3. O Direito à Reparação

A reparação deve ser tanto individual quanto institucional:

  • Reparação às Vítimas: Garantia de reparação material e simbólica completa para as famílias das vítimas da ditadura e de violência política recente.
  • Reparação Institucional, Ambiental e Educacional: Reconstrução e blindagem das empresas, dos órgãos estratégicos (IBAMA, FUNAI, Petrobras) e das Universidades e Centros de Pesquisa que foram alvo de desmonte, reconhecendo a destruição ambiental e a negação científica como crimes de soberania.

4. Garantias de Não Repetição (Reformas Estruturais)

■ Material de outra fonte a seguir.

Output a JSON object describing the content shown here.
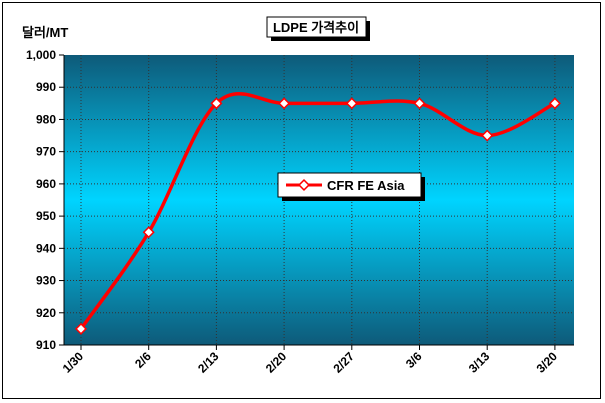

É urgente implementar reformas que impeçam a reincidência de tais crimes:

  • Expurgação Política: Banimento da vida pública e da administração pública de todos os representantes dessa turma que continua sabotando a República e colaborando com milícias e o crime.
  • Reforma do Sistema de Segurança e Desmilitarização: Revisão das estruturas de Estado para que as Forças Armadas retornem à sua função constitucional e cessem o aparelhamento de cargos civis, e para que as políticas de segurança pública sejam reformuladas, acabando com a lógica genocida de assassinatos indiscriminados e combatendo, de fato, o crime organizado e as milícias, em estrito respeito aos Direitos Humanos.

4. A Geração 68 e o Imperativo do Ecossocialismo

O movimento Geração 68 tem que se manter atento. Não é hora de comemorar o alívio, mas de agir em prol da reconstrução.

A falha histórica em aplicar a Justiça de Transição permitiu o ataque coordenado contra nossa soberania econômica, social e ambiental. Nossa experiência de luta exige que unamos a pauta da Justiça de Transição com a do Ecossocialismo, a única via para um futuro sustentável. Precisamos resgatar o país do entreguismo e da destruição – que se manifestaram desde a ditadura até o desmonte recente de estatais, órgãos ambientais e centros de ciência –, integrando a proteção ambiental, o combate à miséria e a soberania nacional como pilares inegociáveis.

A vitória real só virá quando responsabilizar conspiradores deixar de ser exceção, quando o Estado assumir sua culpa e quando o Brasil se tornar o país efetivamente Democrático, Soberano, Socialmente Justo, Igualitário e Sustentável que sempre sonhamos.

A Luta Continua, Companheiras e Companheiros! Às Ruas! Pela união e inteligência da Geração 68 na construção do futuro!


Amaury Pinto de Castro Monteiro Junior

Engenheiro Civil, Professor Universitário, ancora do programa A Política Nua e Crua do Canal Arte Agora, militante do movimento Geração 68-Sempre na Luta e um dos seus corrdenadores.